Laboratory reflectance spectra of synthetic mixtures of the carbonate minerals calcite and dolomite were measured in the visible and near-infrared wavelength region (0.4–2.5 m) using a high-spectral resolution laboratory spectrometer. The instrument measured reflectivity with an accuracy of 0.001 m, allowing detailed resolution of the carbonate spectrum. The spectra of calcite and dolomite could be characterized by the presence of a strong absorption band centered at 2.3465 m for pure calcite and at 2.3039 m for pure dolomite. Nine mixtures of intermediate composition were analyzed demonstrating that the position of the carbonate absorption band is semilinearly related to the calcite content of the sample. Theoretically, this model allows mapping of dolomitization from high-spectral resolution remotely sensed imagery, GER 63-channel imaging spectrometer data from southern Spain were used to attempt such a mapping. First, pixels of vegetation were removed. For the remaining pixels, the wavelength center of the carbonate absorption band was detected and converted to a category of calcite fraction. The percentage of calcite for the remaining pixels was estimated using direct indicator kriging (IK) and sequential conditional indicator simulation, assuming that the calcite content could be represented as a category variable (SCIS category variable) and as a continuous variable (SCIS continuous variable).
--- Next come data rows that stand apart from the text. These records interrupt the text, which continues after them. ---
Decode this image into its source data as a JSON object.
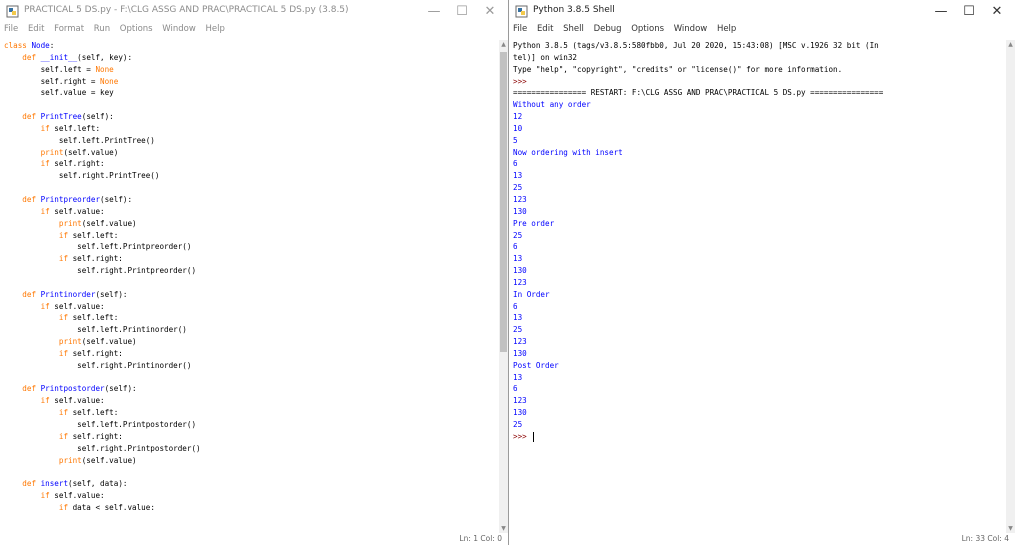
{
  "editor": {
    "title": "PRACTICAL 5 DS.py - F:\\CLG ASSG AND PRAC\\PRACTICAL 5 DS.py (3.8.5)",
    "menu": [
      "File",
      "Edit",
      "Format",
      "Run",
      "Options",
      "Window",
      "Help"
    ],
    "status": "Ln: 1  Col: 0",
    "lines": [
      [
        [
          "kw",
          "class "
        ],
        [
          "def",
          "Node"
        ],
        [
          "plain",
          ":"
        ]
      ],
      [
        [
          "plain",
          "    "
        ],
        [
          "kw",
          "def "
        ],
        [
          "def",
          "__init__"
        ],
        [
          "plain",
          "(self, key):"
        ]
      ],
      [
        [
          "plain",
          "        self.left = "
        ],
        [
          "kw",
          "None"
        ]
      ],
      [
        [
          "plain",
          "        self.right = "
        ],
        [
          "kw",
          "None"
        ]
      ],
      [
        [
          "plain",
          "        self.value = key"
        ]
      ],
      [],
      [
        [
          "plain",
          "    "
        ],
        [
          "kw",
          "def "
        ],
        [
          "def",
          "PrintTree"
        ],
        [
          "plain",
          "(self):"
        ]
      ],
      [
        [
          "plain",
          "        "
        ],
        [
          "kw",
          "if "
        ],
        [
          "plain",
          "self.left:"
        ]
      ],
      [
        [
          "plain",
          "            self.left.PrintTree()"
        ]
      ],
      [
        [
          "plain",
          "        "
        ],
        [
          "kw",
          "print"
        ],
        [
          "plain",
          "(self.value)"
        ]
      ],
      [
        [
          "plain",
          "        "
        ],
        [
          "kw",
          "if "
        ],
        [
          "plain",
          "self.right:"
        ]
      ],
      [
        [
          "plain",
          "            self.right.PrintTree()"
        ]
      ],
      [],
      [
        [
          "plain",
          "    "
        ],
        [
          "kw",
          "def "
        ],
        [
          "def",
          "Printpreorder"
        ],
        [
          "plain",
          "(self):"
        ]
      ],
      [
        [
          "plain",
          "        "
        ],
        [
          "kw",
          "if "
        ],
        [
          "plain",
          "self.value:"
        ]
      ],
      [
        [
          "plain",
          "            "
        ],
        [
          "kw",
          "print"
        ],
        [
          "plain",
          "(self.value)"
        ]
      ],
      [
        [
          "plain",
          "            "
        ],
        [
          "kw",
          "if "
        ],
        [
          "plain",
          "self.left:"
        ]
      ],
      [
        [
          "plain",
          "                self.left.Printpreorder()"
        ]
      ],
      [
        [
          "plain",
          "            "
        ],
        [
          "kw",
          "if "
        ],
        [
          "plain",
          "self.right:"
        ]
      ],
      [
        [
          "plain",
          "                self.right.Printpreorder()"
        ]
      ],
      [],
      [
        [
          "plain",
          "    "
        ],
        [
          "kw",
          "def "
        ],
        [
          "def",
          "Printinorder"
        ],
        [
          "plain",
          "(self):"
        ]
      ],
      [
        [
          "plain",
          "        "
        ],
        [
          "kw",
          "if "
        ],
        [
          "plain",
          "self.value:"
        ]
      ],
      [
        [
          "plain",
          "            "
        ],
        [
          "kw",
          "if "
        ],
        [
          "plain",
          "self.left:"
        ]
      ],
      [
        [
          "plain",
          "                self.left.Printinorder()"
        ]
      ],
      [
        [
          "plain",
          "            "
        ],
        [
          "kw",
          "print"
        ],
        [
          "plain",
          "(self.value)"
        ]
      ],
      [
        [
          "plain",
          "            "
        ],
        [
          "kw",
          "if "
        ],
        [
          "plain",
          "self.right:"
        ]
      ],
      [
        [
          "plain",
          "                self.right.Printinorder()"
        ]
      ],
      [],
      [
        [
          "plain",
          "    "
        ],
        [
          "kw",
          "def "
        ],
        [
          "def",
          "Printpostorder"
        ],
        [
          "plain",
          "(self):"
        ]
      ],
      [
        [
          "plain",
          "        "
        ],
        [
          "kw",
          "if "
        ],
        [
          "plain",
          "self.value:"
        ]
      ],
      [
        [
          "plain",
          "            "
        ],
        [
          "kw",
          "if "
        ],
        [
          "plain",
          "self.left:"
        ]
      ],
      [
        [
          "plain",
          "                self.left.Printpostorder()"
        ]
      ],
      [
        [
          "plain",
          "            "
        ],
        [
          "kw",
          "if "
        ],
        [
          "plain",
          "self.right:"
        ]
      ],
      [
        [
          "plain",
          "                self.right.Printpostorder()"
        ]
      ],
      [
        [
          "plain",
          "            "
        ],
        [
          "kw",
          "print"
        ],
        [
          "plain",
          "(self.value)"
        ]
      ],
      [],
      [
        [
          "plain",
          "    "
        ],
        [
          "kw",
          "def "
        ],
        [
          "def",
          "insert"
        ],
        [
          "plain",
          "(self, data):"
        ]
      ],
      [
        [
          "plain",
          "        "
        ],
        [
          "kw",
          "if "
        ],
        [
          "plain",
          "self.value:"
        ]
      ],
      [
        [
          "plain",
          "            "
        ],
        [
          "kw",
          "if "
        ],
        [
          "plain",
          "data < self.value:"
        ]
      ]
    ]
  },
  "shell": {
    "title": "Python 3.8.5 Shell",
    "menu": [
      "File",
      "Edit",
      "Shell",
      "Debug",
      "Options",
      "Window",
      "Help"
    ],
    "status": "Ln: 33  Col: 4",
    "lines": [
      [
        [
          "shellhdr",
          "Python 3.8.5 (tags/v3.8.5:580fbb0, Jul 20 2020, 15:43:08) [MSC v.1926 32 bit (In"
        ]
      ],
      [
        [
          "shellhdr",
          "tel)] on win32"
        ]
      ],
      [
        [
          "shellhdr",
          "Type \"help\", \"copyright\", \"credits\" or \"license()\" for more information."
        ]
      ],
      [
        [
          "prompt",
          ">>> "
        ]
      ],
      [
        [
          "shellhdr",
          "================ RESTART: F:\\CLG ASSG AND PRAC\\PRACTICAL 5 DS.py ================"
        ]
      ],
      [
        [
          "out",
          "Without any order"
        ]
      ],
      [
        [
          "out",
          "12"
        ]
      ],
      [
        [
          "out",
          "10"
        ]
      ],
      [
        [
          "out",
          "5"
        ]
      ],
      [
        [
          "out",
          "Now ordering with insert"
        ]
      ],
      [
        [
          "out",
          "6"
        ]
      ],
      [
        [
          "out",
          "13"
        ]
      ],
      [
        [
          "out",
          "25"
        ]
      ],
      [
        [
          "out",
          "123"
        ]
      ],
      [
        [
          "out",
          "130"
        ]
      ],
      [
        [
          "out",
          "Pre order"
        ]
      ],
      [
        [
          "out",
          "25"
        ]
      ],
      [
        [
          "out",
          "6"
        ]
      ],
      [
        [
          "out",
          "13"
        ]
      ],
      [
        [
          "out",
          "130"
        ]
      ],
      [
        [
          "out",
          "123"
        ]
      ],
      [
        [
          "out",
          "In Order"
        ]
      ],
      [
        [
          "out",
          "6"
        ]
      ],
      [
        [
          "out",
          "13"
        ]
      ],
      [
        [
          "out",
          "25"
        ]
      ],
      [
        [
          "out",
          "123"
        ]
      ],
      [
        [
          "out",
          "130"
        ]
      ],
      [
        [
          "out",
          "Post Order"
        ]
      ],
      [
        [
          "out",
          "13"
        ]
      ],
      [
        [
          "out",
          "6"
        ]
      ],
      [
        [
          "out",
          "123"
        ]
      ],
      [
        [
          "out",
          "130"
        ]
      ],
      [
        [
          "out",
          "25"
        ]
      ],
      [
        [
          "prompt",
          ">>> "
        ]
      ]
    ]
  },
  "window_controls": [
    "—",
    "☐",
    "✕"
  ],
  "colors": {
    "keyword": "#ff7700",
    "definition": "#0000ff",
    "output": "#0000ff",
    "prompt": "#8b0000",
    "builtin": "#900090"
  }
}
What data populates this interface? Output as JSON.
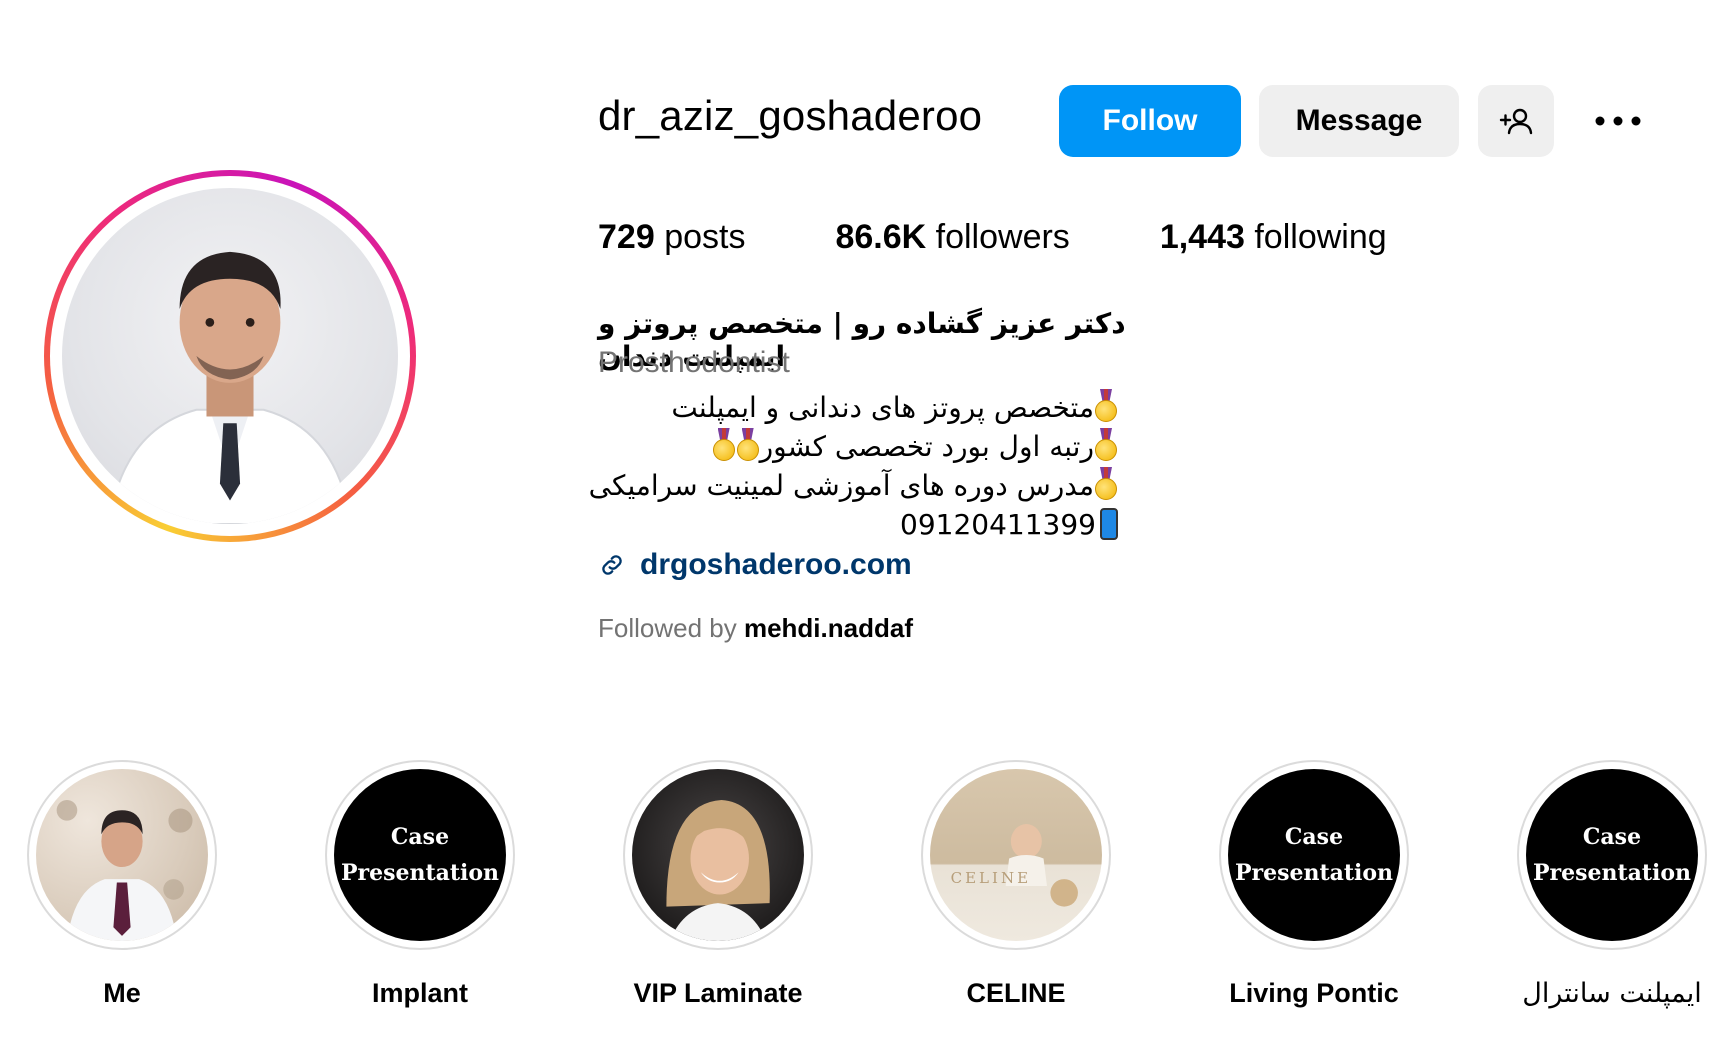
{
  "profile": {
    "username": "dr_aziz_goshaderoo",
    "follow_label": "Follow",
    "message_label": "Message",
    "add_user_icon": "add-user-icon",
    "more_icon": "more-options-icon"
  },
  "stats": {
    "posts_count": "729",
    "posts_label": "posts",
    "followers_count": "86.6K",
    "followers_label": "followers",
    "following_count": "1,443",
    "following_label": "following"
  },
  "bio": {
    "display_name": "دکتر عزیز گشاده رو | متخصص پروتز و ایمپلنت دندان",
    "category": "Prosthodontist",
    "line1": "متخصص پروتز های دندانی و ایمپلنت",
    "line2": "رتبه اول بورد تخصصی کشور",
    "line3": "مدرس دوره های آموزشی لمینیت سرامیکی",
    "line4": "09120411399",
    "link": "drgoshaderoo.com",
    "followed_by_prefix": "Followed by",
    "followed_by_user": "mehdi.naddaf"
  },
  "highlights": [
    {
      "label": "Me"
    },
    {
      "label": "Implant",
      "cover_line1": "Case",
      "cover_line2": "Presentation"
    },
    {
      "label": "VIP Laminate"
    },
    {
      "label": "CELINE",
      "cover_text": "CELINE"
    },
    {
      "label": "Living Pontic",
      "cover_line1": "Case",
      "cover_line2": "Presentation"
    },
    {
      "label": "ایمپلنت سانترال",
      "cover_line1": "Case",
      "cover_line2": "Presentation"
    }
  ],
  "colors": {
    "follow_button": "#0095f6",
    "secondary_button": "#efefef",
    "link": "#00376b",
    "muted_text": "#737373"
  }
}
Four realizations of an SCIS (category variable) showed that on the average, 60 percent of the data was simulated in the same class and over 90 percent of the data within one class difference. A comparison with field samples showed that IK estimates of calcite content were within 20 percent accurate. The SCIS (continuous variable) does not perform as well with differences between –45% and +26% calcite; however, simulation reproduces the spatial variability better.